I spent one Saturday recently in Harajuku with some friends. For those that don’t know, Harajuku is an area of Tokyo that is a famous location for trendy shopping. And there are some really wild trends that the Japanese youth are into. However, in Japan, if you try to take pictures inside of most clothing stores, you will wind up with a store worker coming up to you and giving you some sort of mysterious Japanese lecture, and you will not know what’s going on but will infer that you should probably put your camera away. Fair warning. As a result of this trend, I don’t have pictures inside of stores. Instead, here’s a street perspective of a day in Harajuku.
Some girls giggling through an interview for the morning news show “ZIP!”
The mirrors that surround the entrance to this shopping center create striking scattered images of passersby on the street and escalators.
In Japan, many restaurants feature displays outside of the entrances that house plastic replicas of food that can be found on their menu, usually accompanied by the price. We ate here for lunch. I don’t know the proper name for my meal, but it was raw tuna with an egg, sesame and some sauce on rice, and it was delicious!
We stopped in this Shu Uemura boutique, and I learned who Shu Uemura was. The boutique stocks the industry’s best eyelash curlers, a very popular line of facial cleansing oils, and really wild false eyelashes that feature bright, bold colors, or sequins, or glitter, or feathers.
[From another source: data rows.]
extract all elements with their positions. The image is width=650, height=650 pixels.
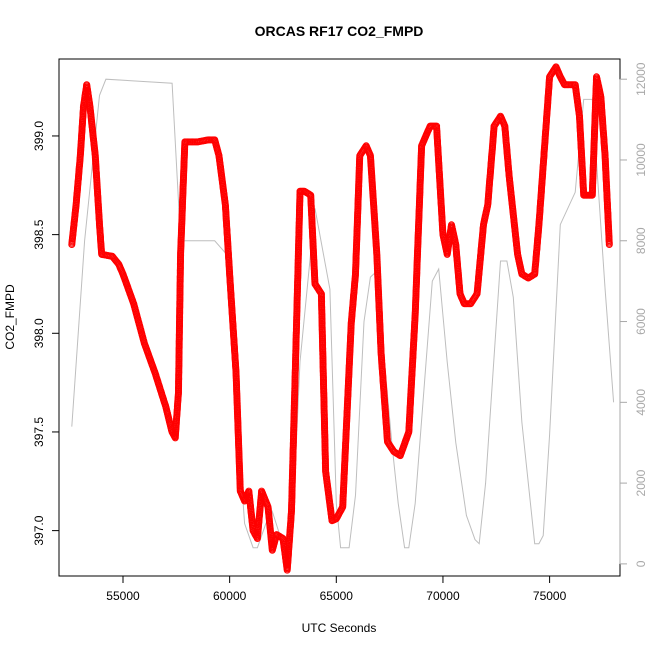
y-tick-label: 398.0 — [32, 318, 46, 348]
x-tick-label: 65000 — [320, 589, 354, 603]
y-axis-left: 397.0 397.5 398.0 398.5 399.0 — [32, 121, 60, 546]
x-axis: 55000 60000 65000 70000 75000 — [106, 575, 567, 603]
y-axis-label: CO2_FMPD — [3, 284, 17, 350]
y2-tick-label: 8000 — [634, 227, 648, 254]
x-tick-label: 60000 — [213, 589, 247, 603]
plot-frame — [58, 58, 621, 577]
y2-tick-label: 4000 — [634, 389, 648, 416]
y2-tick-label: 6000 — [634, 308, 648, 335]
x-axis-label: UTC Seconds — [302, 621, 377, 635]
x-tick-label: 75000 — [533, 589, 567, 603]
y2-tick-label: 2000 — [634, 469, 648, 496]
y2-tick-label: 0 — [634, 560, 648, 567]
y-tick-label: 399.0 — [32, 121, 46, 151]
y2-tick-label: 12000 — [634, 62, 648, 96]
chart-title: ORCAS RF17 CO2_FMPD — [255, 23, 424, 39]
y-tick-label: 398.5 — [32, 219, 46, 249]
x-tick-label: 55000 — [106, 589, 140, 603]
x-tick-label: 70000 — [426, 589, 460, 603]
y-tick-label: 397.5 — [32, 417, 46, 447]
y2-tick-label: 10000 — [634, 143, 648, 177]
co2-series-layer — [68, 63, 613, 574]
y-axis-right: 0 2000 4000 6000 8000 10000 12000 — [619, 62, 648, 567]
y-tick-label: 397.0 — [32, 515, 46, 545]
data-point — [605, 241, 613, 248]
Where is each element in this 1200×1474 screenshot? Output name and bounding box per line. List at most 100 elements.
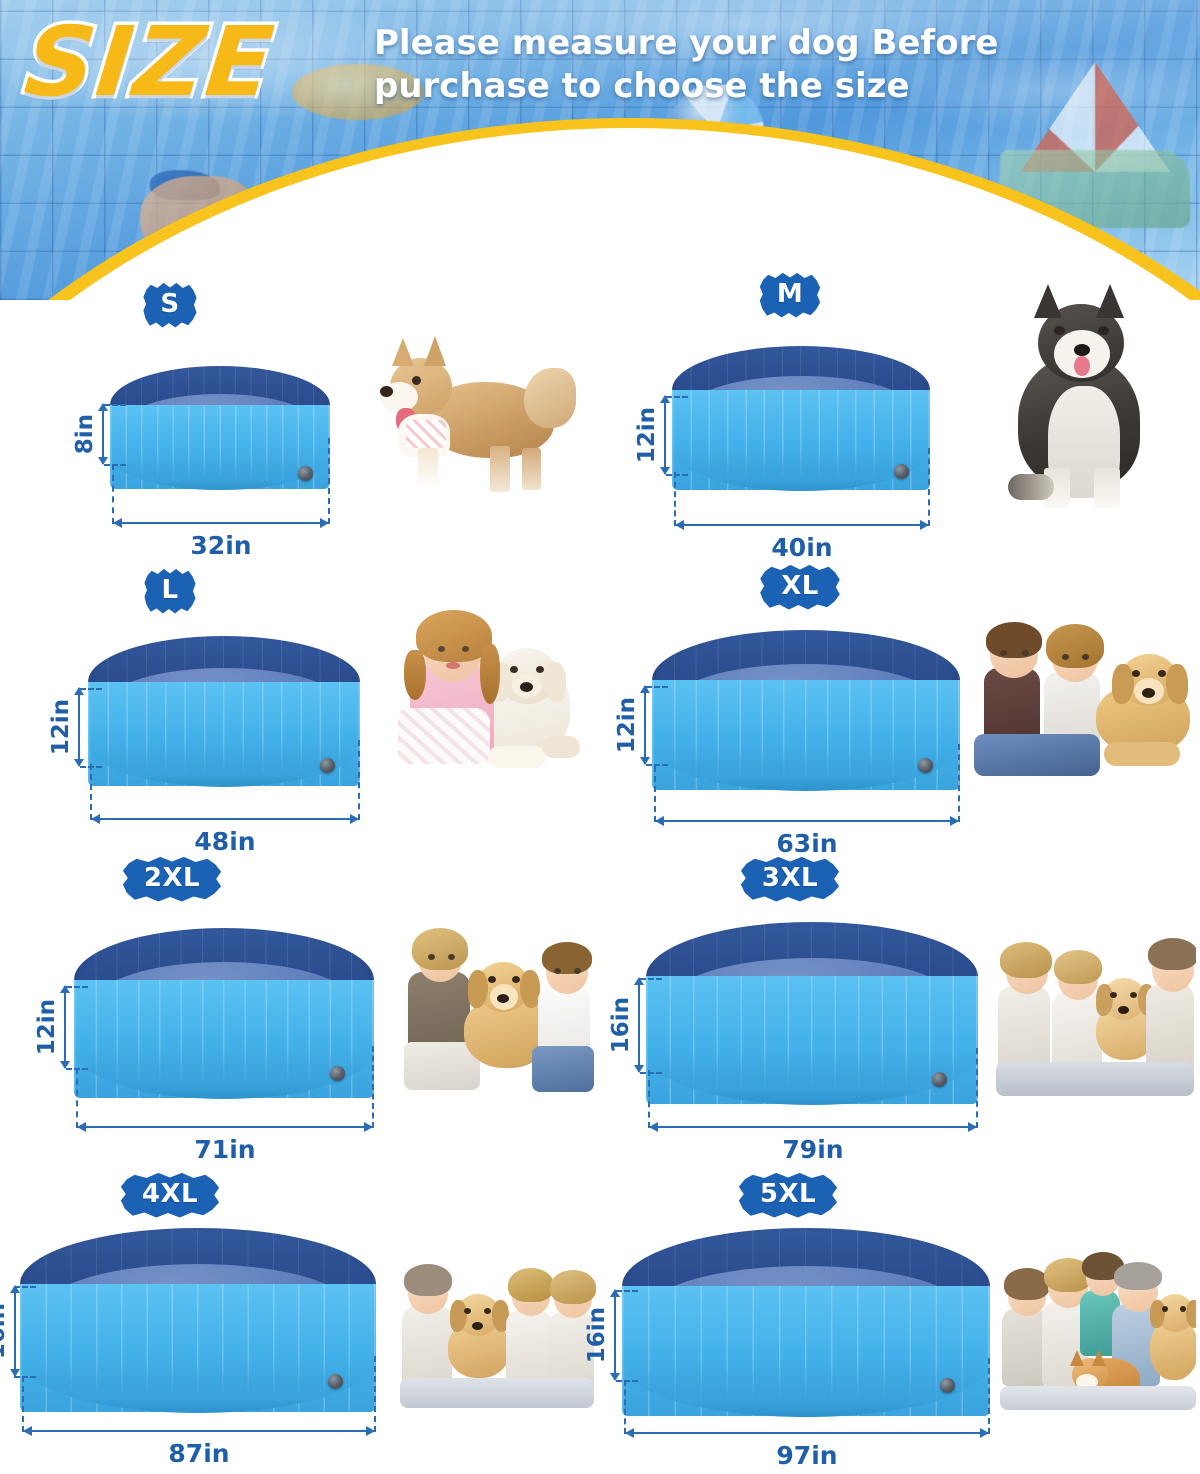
drain-plug-icon <box>328 1374 343 1389</box>
height-dimension-5xl: 16in <box>584 1289 620 1381</box>
page-title: SIZE <box>17 3 284 122</box>
size-grid: S 8in 32in <box>0 268 1200 1470</box>
size-badge-3xl: 3XL <box>740 856 840 902</box>
drain-plug-icon <box>320 758 335 773</box>
width-label-xl: 63in <box>776 829 838 858</box>
size-card-2xl: 2XL 12in 71in <box>0 856 600 1172</box>
width-dimension-m: 40in <box>675 520 929 562</box>
size-card-5xl: 5XL 16in 97in <box>584 1172 1200 1470</box>
height-dimension-line <box>60 985 70 1069</box>
pool-outer-wall <box>622 1286 990 1417</box>
height-label-5xl: 16in <box>584 1306 610 1364</box>
height-label-xl: 12in <box>614 696 640 754</box>
pool-outer-wall <box>646 976 978 1105</box>
girl-with-puppy-photo <box>392 604 592 784</box>
pool-outer-wall <box>20 1284 376 1413</box>
height-tick-top <box>640 978 662 980</box>
width-label-2xl: 71in <box>194 1135 256 1164</box>
drain-plug-icon <box>940 1378 955 1393</box>
width-dimension-4xl: 87in <box>23 1426 375 1468</box>
size-badge-4xl: 4XL <box>120 1172 220 1218</box>
height-dimension-3xl: 16in <box>608 977 644 1073</box>
drain-plug-icon <box>918 758 933 773</box>
height-dimension-m: 12in <box>634 395 670 475</box>
size-badge-xl: XL <box>760 564 840 610</box>
width-dimension-line <box>625 1428 989 1438</box>
height-dimension-line <box>74 687 84 767</box>
pool-float-decoration <box>292 64 424 120</box>
width-tick-left <box>674 472 676 526</box>
width-dimension-line <box>113 518 329 528</box>
height-dimension-line <box>610 1289 620 1381</box>
width-tick-right <box>374 1356 376 1432</box>
width-dimension-3xl: 79in <box>649 1122 977 1164</box>
family-four-dog-photo <box>400 1250 596 1410</box>
children-with-dog-photo <box>968 610 1194 788</box>
height-dimension-line <box>640 685 650 765</box>
height-tick-bottom <box>646 764 668 766</box>
width-label-4xl: 87in <box>168 1439 230 1468</box>
width-tick-right <box>372 1046 374 1128</box>
malamute-photo <box>982 278 1192 514</box>
height-dimension-xl: 12in <box>614 685 650 765</box>
height-dimension-line <box>10 1285 20 1377</box>
corgi-photo <box>372 330 588 502</box>
height-tick-bottom <box>616 1380 638 1382</box>
height-dimension-4xl: 16in <box>0 1285 20 1377</box>
width-dimension-line <box>91 814 359 824</box>
size-badge-l: L <box>144 568 196 614</box>
height-label-m: 12in <box>634 406 660 464</box>
height-tick-bottom <box>14 1376 36 1378</box>
size-badge-5xl: 5XL <box>738 1172 838 1218</box>
height-label-4xl: 16in <box>0 1302 10 1360</box>
height-tick-top <box>80 688 102 690</box>
width-label-5xl: 97in <box>776 1441 838 1470</box>
size-card-s: S 8in 32in <box>0 268 600 564</box>
height-label-l: 12in <box>48 698 74 756</box>
width-tick-right <box>358 740 360 820</box>
banner-subtitle: Please measure your dog Before purchase … <box>374 23 999 106</box>
width-dimension-line <box>655 816 959 826</box>
height-tick-top <box>14 1286 36 1288</box>
width-dimension-2xl: 71in <box>77 1122 373 1164</box>
width-dimension-s: 32in <box>113 518 329 560</box>
width-tick-right <box>958 744 960 822</box>
pool-outer-wall <box>74 980 374 1099</box>
size-card-l: L 12in 48in <box>0 564 600 856</box>
height-tick-top <box>646 686 668 688</box>
height-tick-bottom <box>640 1072 662 1074</box>
pool-outer-wall <box>88 682 360 787</box>
size-card-m: M 12in 40in <box>600 268 1200 564</box>
width-tick-left <box>624 1380 626 1434</box>
size-badge-s: S <box>143 282 197 328</box>
width-tick-right <box>976 1048 978 1128</box>
size-badge-2xl: 2XL <box>122 856 222 902</box>
width-tick-left <box>648 1070 650 1128</box>
width-label-s: 32in <box>190 531 252 560</box>
height-tick-bottom <box>104 464 126 466</box>
woman-boy-dog-photo <box>404 924 594 1100</box>
height-dimension-2xl: 12in <box>34 985 70 1069</box>
width-tick-left <box>76 1068 78 1128</box>
width-label-m: 40in <box>771 533 833 562</box>
width-dimension-xl: 63in <box>655 816 959 858</box>
width-tick-right <box>928 448 930 526</box>
height-dimension-l: 12in <box>48 687 84 767</box>
width-dimension-line <box>675 520 929 530</box>
width-tick-right <box>988 1358 990 1434</box>
width-dimension-line <box>23 1426 375 1436</box>
height-label-s: 8in <box>72 413 98 455</box>
width-tick-left <box>654 766 656 822</box>
height-label-2xl: 12in <box>34 998 60 1056</box>
width-label-l: 48in <box>194 827 256 856</box>
width-tick-left <box>112 464 114 524</box>
width-dimension-line <box>649 1122 977 1132</box>
height-tick-top <box>104 404 126 406</box>
family-with-puppy-photo <box>996 926 1196 1096</box>
size-card-3xl: 3XL 16in 79in <box>600 856 1200 1172</box>
header-banner: SIZE Please measure your dog Before purc… <box>0 0 1200 300</box>
height-tick-top <box>66 986 88 988</box>
drain-plug-icon <box>894 464 909 479</box>
height-tick-top <box>666 396 688 398</box>
pool-outer-wall <box>110 405 330 490</box>
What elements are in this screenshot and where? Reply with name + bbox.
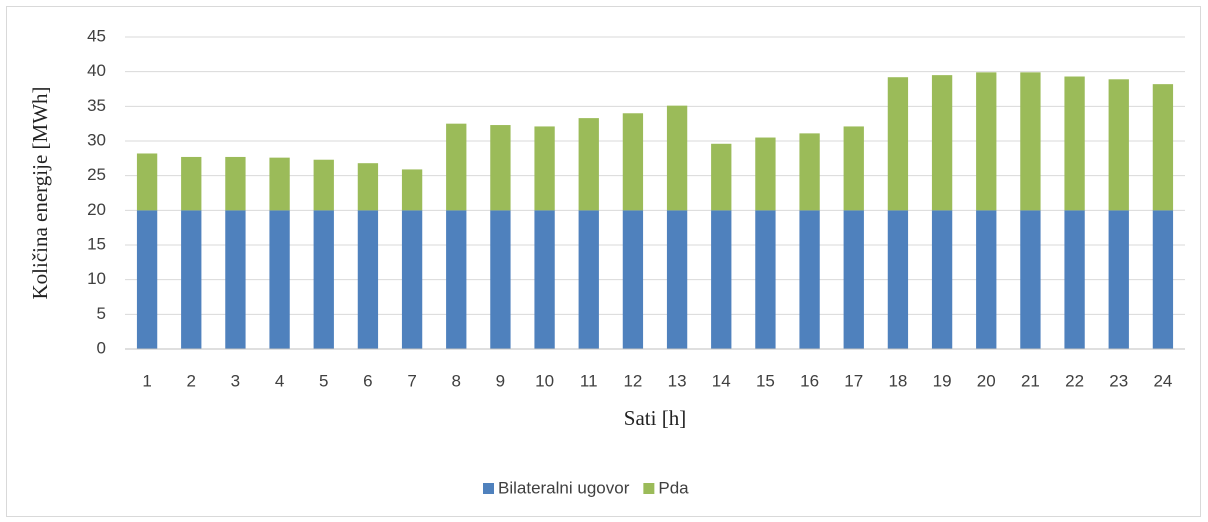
x-tick-label: 17: [844, 371, 863, 390]
bar-segment: [1020, 72, 1041, 211]
bar-segment: [976, 72, 997, 211]
bar-segment: [313, 210, 334, 349]
bar-segment: [1064, 76, 1085, 211]
bar-segment: [401, 210, 423, 349]
legend-swatch: [483, 483, 494, 494]
bar-segment: [931, 75, 953, 211]
y-axis-title: Količina energije [MWh]: [28, 86, 52, 299]
x-tick-label: 9: [496, 371, 505, 390]
x-tick-label: 18: [888, 371, 907, 390]
bar-segment: [578, 210, 599, 349]
bar-segment: [887, 77, 909, 211]
y-tick-label: 25: [87, 165, 106, 184]
y-tick-label: 20: [87, 200, 106, 219]
bar-segment: [357, 163, 379, 211]
bar-segment: [490, 125, 511, 211]
bar-segment: [1108, 79, 1129, 211]
x-tick-label: 21: [1021, 371, 1040, 390]
bar-segment: [931, 210, 953, 349]
bar-segment: [136, 153, 158, 211]
x-axis-title: Sati [h]: [624, 406, 686, 430]
y-tick-label: 10: [87, 269, 106, 288]
bar-segment: [755, 210, 776, 349]
bar-segment: [446, 210, 467, 349]
bar-segment: [666, 105, 688, 211]
bar-segment: [401, 169, 423, 211]
bar-segment: [1064, 210, 1085, 349]
bar-segment: [534, 210, 555, 349]
y-tick-label: 40: [87, 61, 106, 80]
x-tick-label: 22: [1065, 371, 1084, 390]
x-tick-label: 3: [231, 371, 240, 390]
legend-swatch: [643, 483, 655, 494]
bar-segment: [711, 210, 732, 349]
x-tick-label: 23: [1109, 371, 1128, 390]
x-tick-label: 1: [142, 371, 151, 390]
y-tick-label: 0: [97, 338, 106, 357]
bar-segment: [976, 210, 997, 349]
legend-label: Pda: [658, 478, 689, 497]
x-tick-label: 14: [712, 371, 731, 390]
x-tick-label: 24: [1153, 371, 1172, 390]
x-tick-label: 4: [275, 371, 284, 390]
bar-segment: [578, 118, 599, 211]
x-tick-label: 11: [580, 371, 598, 390]
bar-segment: [799, 210, 820, 349]
bar-segment: [666, 210, 688, 349]
bar-segment: [181, 156, 202, 211]
bar-segment: [534, 126, 555, 211]
bar-segment: [1108, 210, 1129, 349]
x-tick-label: 5: [319, 371, 328, 390]
chart-border: [6, 6, 1201, 517]
bar-segment: [622, 113, 644, 211]
bar-segment: [843, 126, 864, 211]
bar-segment: [622, 210, 644, 349]
x-tick-label: 16: [800, 371, 819, 390]
y-tick-label: 45: [87, 26, 106, 45]
bar-segment: [269, 210, 290, 349]
bar-segment: [1152, 210, 1174, 349]
bar-segment: [887, 210, 909, 349]
x-tick-label: 12: [623, 371, 642, 390]
x-tick-label: 2: [187, 371, 196, 390]
bar-segment: [446, 123, 467, 211]
x-tick-label: 6: [363, 371, 372, 390]
bar-segment: [799, 133, 820, 211]
bar-segment: [755, 137, 776, 211]
bar-segment: [711, 143, 732, 211]
x-tick-label: 10: [535, 371, 554, 390]
bar-segment: [843, 210, 864, 349]
bar-segment: [225, 156, 246, 211]
legend-label: Bilateralni ugovor: [498, 478, 630, 497]
x-tick-label: 20: [977, 371, 996, 390]
bar-segment: [1152, 84, 1174, 211]
bar-segment: [357, 210, 379, 349]
bar-segment: [136, 210, 158, 349]
x-tick-label: 19: [933, 371, 952, 390]
x-tick-label: 8: [452, 371, 461, 390]
y-tick-label: 30: [87, 130, 106, 149]
bar-segment: [490, 210, 511, 349]
bar-segment: [1020, 210, 1041, 349]
bar-segment: [269, 157, 290, 211]
bar-segment: [181, 210, 202, 349]
y-tick-label: 5: [97, 304, 106, 323]
x-tick-label: 7: [407, 371, 416, 390]
x-tick-label: 13: [668, 371, 687, 390]
bar-segment: [313, 159, 334, 211]
bar-segment: [225, 210, 246, 349]
y-tick-label: 35: [87, 96, 106, 115]
y-tick-label: 15: [87, 234, 106, 253]
x-tick-label: 15: [756, 371, 775, 390]
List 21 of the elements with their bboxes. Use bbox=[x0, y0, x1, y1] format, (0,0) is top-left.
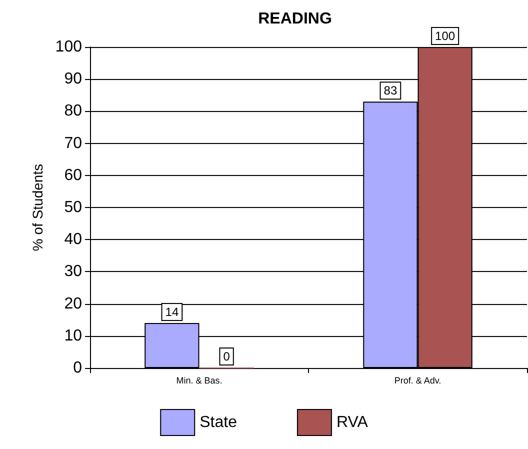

I happened to glance outside while in Shu Uemura and witness this process of people marching by, escorted by police officers that were guiding traffic. I don’t know what kind of demonstration it was or if it was really more of a publicity stunt than anything else, but it was fun to chase down and watch go by.
Takeshita Street is a street in Harajuku lined with shops selling all kinds of different styles of trendy clothes. There are also a lot of crepe shops scattered along the way. The store “WEGO,” pictured below, has a lot of great stuff, and I bought a watch there, but one thing that’s weird is the used clothes there and at other stores are pretty expensive – 1500 yen and up – for shirts that you could definitely get at Philly Aids Thrift for a couple of bucks.
Oh. Also, Bart Simpson is on a lot of merchandise in Harajuku. I don’t know why. I wish I had purchased that Bartman shirt though. It’s pretty rad.
These were my exciting purchases of the day – adorable cats having a dance party on one sweatshirt and a pink sweater with knit dots that was on sale 50%. I thought it was going to cost 1500 yen – but for some reason it rang up as 425 yen. ‘Twas a great surprise.
We ended the day the way every day should end – with crepes.